Comparing Peak Performance
We can get a better idea of how ARM and x86 performance compare by looking at some peak benchmarks. Apple’s highest-end M1 chips give us an example of ARM’s current performance potential:
- The M1 Pro has a peak single-thread CPU score around 1700 on Geekbench 5.
- The M1 Max scores around 12,500 on Geekbench’s CUDA benchmark for GPU performance.
- Both M1 Pro and Max peak at around 30W power consumption under load.
By comparison, a high-end Intel Core i9-12900K desktop CPU scores over 2000 on Geekbench 5 single thread and AMD’s Radeon RX 6950 XT graphics card hits over 115,000 in the Geekbench CUDA test while consuming over 300W of power.
Current x86 chips can clearly far surpass Apple’s M1 series in both CPU and GPU power at the cost of much higher power consumption.
Performance Per Watt
While x86 excels at peak performance, ARM architecture’s power efficiency gives it an edge in performance per watt – an important metric for battery powered mobile devices.
Benchmarks estimating performance per watt for the M1 Max show it significantly outpaces equivalent x86 mobile chips like the Core i7-1185G7. But high-end desktop and server x86 chips can still exceed the M1’s performance per watt by scaling power consumption up to 100W or more.
ARM is competitive in mobile power envelopes but still lags far behind the peak performance per watt x86 can achieve by scaling TDP much higher.
Software Support
The massive x86 software ecosystem is still ARM’s biggest weakness. While Apple’s Rosetta translation layer enables M1 Macs to run most x86 Mac software without issue, Windows support remains extremely limited on ARM.

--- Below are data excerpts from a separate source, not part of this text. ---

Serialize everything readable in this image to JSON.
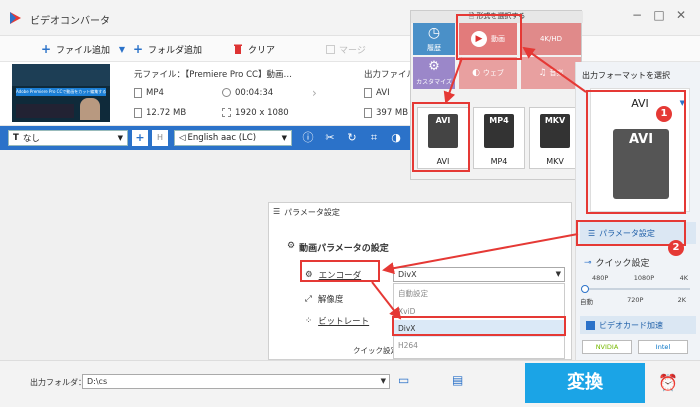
{
  "app": {
    "title": "ビデオコンバータ"
  },
  "toolbar": {
    "add_file": "ファイル追加",
    "add_folder": "フォルダ追加",
    "clear": "クリア",
    "merge": "マージ"
  },
  "file": {
    "source_label": "元ファイル：",
    "source_name": "【Premiere Pro CC】動画…",
    "format": "MP4",
    "duration": "00:04:34",
    "size": "12.72 MB",
    "resolution": "1920 x 1080",
    "output_label": "出力ファイル",
    "output_format": "AVI",
    "output_size": "397 MB",
    "thumb_caption": "Adobe Premiere Pro CCで動画をカット編集する方法"
  },
  "editbar": {
    "subtitle": "なし",
    "audio": "English aac (LC)"
  },
  "format_popup": {
    "header": "形式を選択する",
    "tab_history": "履歴",
    "tab_video": "動画",
    "tab_4k": "4K/HD",
    "tab_custom": "カスタマイズ",
    "tab_web": "ウェブ",
    "tab_audio": "音楽",
    "formats": [
      {
        "name": "AVI",
        "badge": "AVI"
      },
      {
        "name": "MP4",
        "badge": "MP4"
      },
      {
        "name": "MKV",
        "badge": "MKV"
      }
    ]
  },
  "right_panel": {
    "title": "出力フォーマットを選択",
    "selected_format": "AVI",
    "param_button": "パラメータ設定",
    "quick_setting": "クイック設定",
    "res_top": [
      "480P",
      "1080P",
      "4K"
    ],
    "res_bottom": [
      "自動",
      "720P",
      "2K"
    ],
    "gpu_label": "ビデオカード加速",
    "nvidia": "NVIDIA",
    "intel": "Intel"
  },
  "param_dialog": {
    "title": "パラメータ設定",
    "section": "動画パラメータの設定",
    "encoder_label": "エンコーダ",
    "encoder_value": "DivX",
    "resolution_label": "解像度",
    "bitrate_label": "ビットレート",
    "quick_label": "クイック設定",
    "encoder_options": [
      "自動設定",
      "XviD",
      "DivX",
      "H264"
    ]
  },
  "bottom": {
    "output_folder_label": "出力フォルダ：",
    "output_folder_value": "D:\\cs",
    "convert": "変換"
  },
  "annotations": {
    "badge1": "1",
    "badge2": "2"
  },
  "colors": {
    "accent": "#2b72c9",
    "convert_bg": "#1ba4e6",
    "highlight": "#e53935"
  }
}
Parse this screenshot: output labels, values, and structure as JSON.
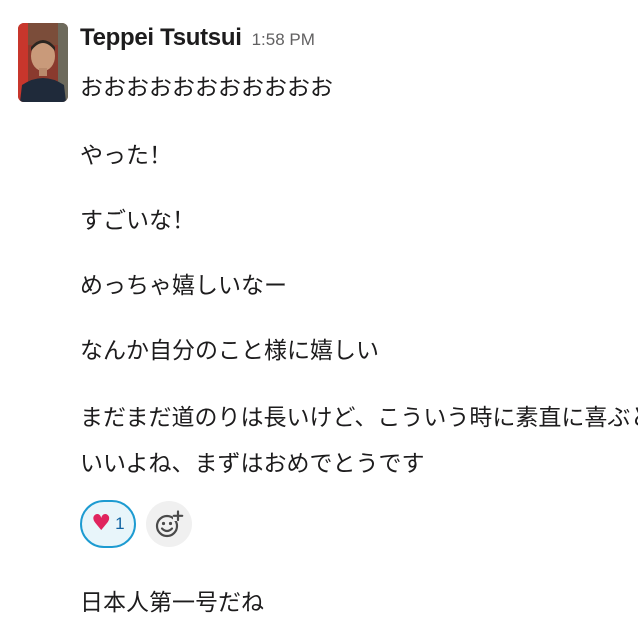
{
  "message": {
    "author": "Teppei Tsutsui",
    "timestamp": "1:58 PM",
    "lines": [
      "おおおおおおおおおおお",
      "やった！",
      "すごいな！",
      "めっちゃ嬉しいなー",
      "なんか自分のこと様に嬉しい",
      "まだまだ道のりは長いけど、こういう時に素直に喜ぶと",
      "いいよね、まずはおめでとうです"
    ],
    "reactions": [
      {
        "emoji": "heart-emoji",
        "count": "1"
      }
    ],
    "add_reaction_icon": "add-emoji-icon",
    "followup_line": "日本人第一号だね"
  },
  "colors": {
    "text": "#1d1c1d",
    "timestamp": "#616061",
    "reaction_border": "#1d9bd1",
    "reaction_bg": "#e8f5fa",
    "reaction_count": "#1264a3",
    "heart": "#e0245e"
  }
}
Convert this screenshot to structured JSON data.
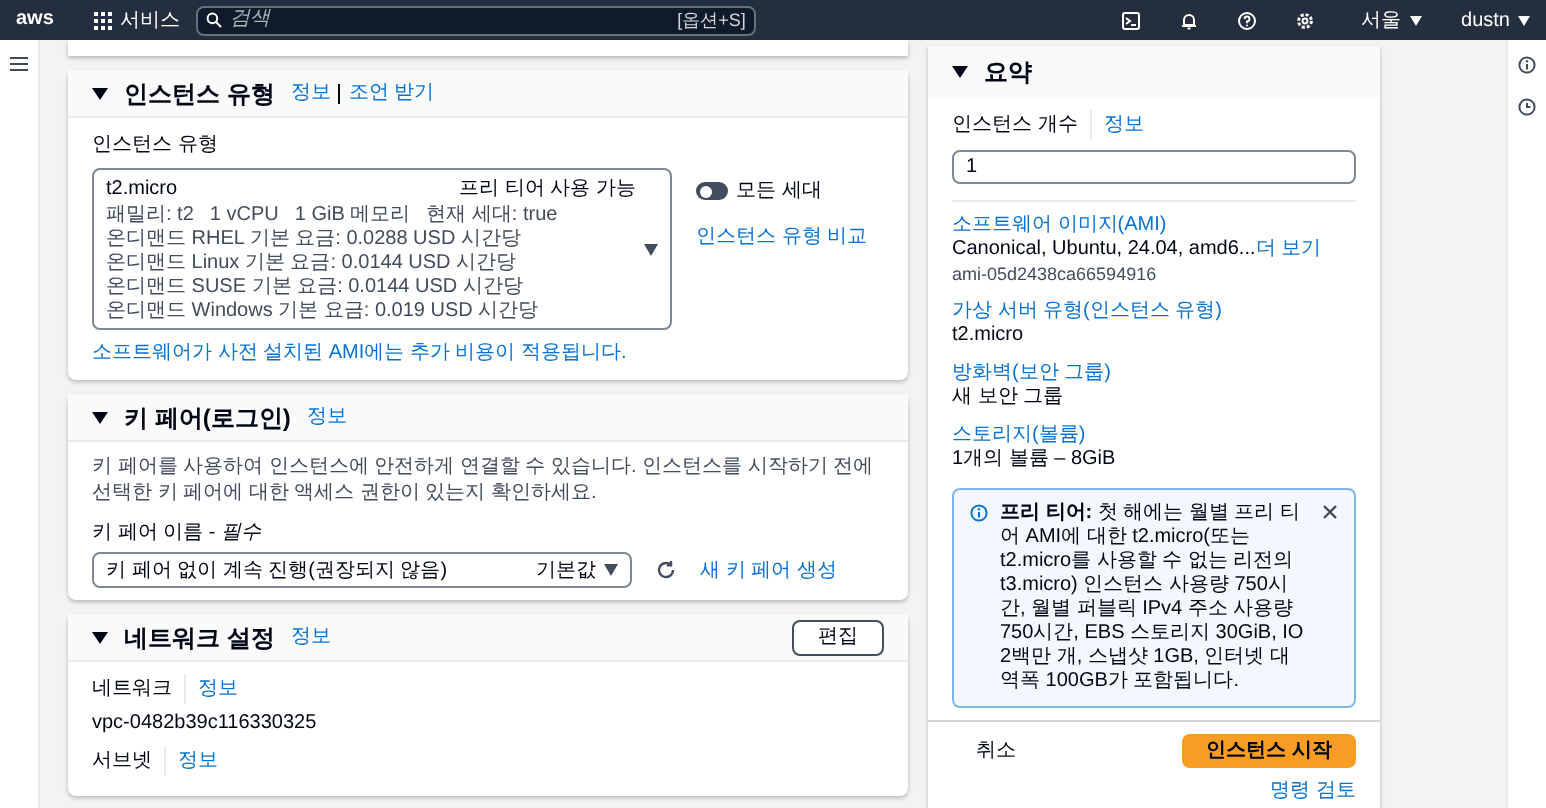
{
  "top_nav": {
    "logo": "aws",
    "services": "서비스",
    "search": {
      "placeholder": "검색",
      "shortcut": "[옵션+S]"
    },
    "region": "서울",
    "user": "dustn"
  },
  "instance_type": {
    "title": "인스턴스 유형",
    "expanded": true,
    "links": [
      "정보",
      "조언 받기"
    ],
    "field_label": "인스턴스 유형",
    "selected_type": "t2.micro",
    "free_tier": "프리 티어 사용 가능",
    "details": [
      "패밀리: t2",
      "1 vCPU",
      "1 GiB 메모리",
      "현재 세대: true",
      "온디맨드 RHEL 기본 요금: 0.0288 USD 시간당",
      "온디맨드 Linux 기본 요금: 0.0144 USD 시간당",
      "온디맨드 SUSE 기본 요금: 0.0144 USD 시간당",
      "온디맨드 Windows 기본 요금: 0.019 USD 시간당"
    ],
    "toggle": {
      "label": "모든 세대",
      "on": false
    },
    "compare_link": "인스턴스 유형 비교",
    "note": "소프트웨어가 사전 설치된 AMI에는 추가 비용이 적용됩니다."
  },
  "key_pair": {
    "title": "키 페어(로그인)",
    "expanded": true,
    "info": "정보",
    "description": "키 페어를 사용하여 인스턴스에 안전하게 연결할 수 있습니다. 인스턴스를 시작하기 전에 선택한 키 페어에 대한 액세스 권한이 있는지 확인하세요.",
    "field_label": "키 페어 이름 - *필수*",
    "value": "키 페어 없이 계속 진행(권장되지 않음)",
    "badge": "기본값",
    "create_link": "새 키 페어 생성"
  },
  "network": {
    "title": "네트워크 설정",
    "expanded": true,
    "info": "정보",
    "edit_button": "편집",
    "fields": [
      {
        "label": "네트워크",
        "info": "정보",
        "value": "vpc-0482b39c116330325"
      },
      {
        "label": "서브넷",
        "info": "정보"
      }
    ]
  },
  "summary": {
    "title": "요약",
    "expanded": true,
    "count_label": "인스턴스 개수",
    "count_info": "정보",
    "count_value": "1",
    "items": [
      {
        "label": "소프트웨어 이미지(AMI)",
        "value": "Canonical, Ubuntu, 24.04, amd6...",
        "more": "더 보기",
        "sub": "ami-05d2438ca66594916"
      },
      {
        "label": "가상 서버 유형(인스턴스 유형)",
        "value": "t2.micro"
      },
      {
        "label": "방화벽(보안 그룹)",
        "value": "새 보안 그룹"
      },
      {
        "label": "스토리지(볼륨)",
        "value": "1개의 볼륨 – 8GiB"
      }
    ],
    "alert": "**프리 티어:** 첫 해에는 월별 프리 티어 AMI에 대한 t2.micro(또는 t2.micro를 사용할 수 없는 리전의 t3.micro) 인스턴스 사용량 750시간, 월별 퍼블릭 IPv4 주소 사용량 750시간, EBS 스토리지 30GiB, IO 2백만 개, 스냅샷 1GB, 인터넷 대역폭 100GB가 포함됩니다.",
    "cancel": "취소",
    "launch": "인스턴스 시작",
    "review": "명령 검토"
  }
}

Outside of niche use cases like smartphones and tablets, a lack of mature professional software makes pure ARM Windows devices less viable for many productivity focused users today. Native ARM software support on Windows remains an ongoing process.
Outlook for the Future
ARM is likely to continue making inroads into the low power segments currently dominated by x86, with Apple leading the charge on laptops. Microsoft, Qualcomm, and others will also probably keep pushing ARM further into the PC space.
But for the foreseeable future, x86 will remain king for demanding workstation and infrastructure needs – the high end of computing where maximum performance matters more than power efficiency.
ARM’s advantages in customization, cost, and power scaling mean it will thrive powering the expanding world of smart devices and edge computing. But top-tier performance still belongs to x86.
Rather than a bitter rivalry, ARM and x86 will likely settle into complementary positions – ARM for mainstream mobile devices, and x86 powering performance-demanding infrastructure and professional applications.
So in summary, while ARM processors are exceptionally power efficient, x86 processors continue to hold the peak performance crown and remain the undisputed choice for top-tier computing needs.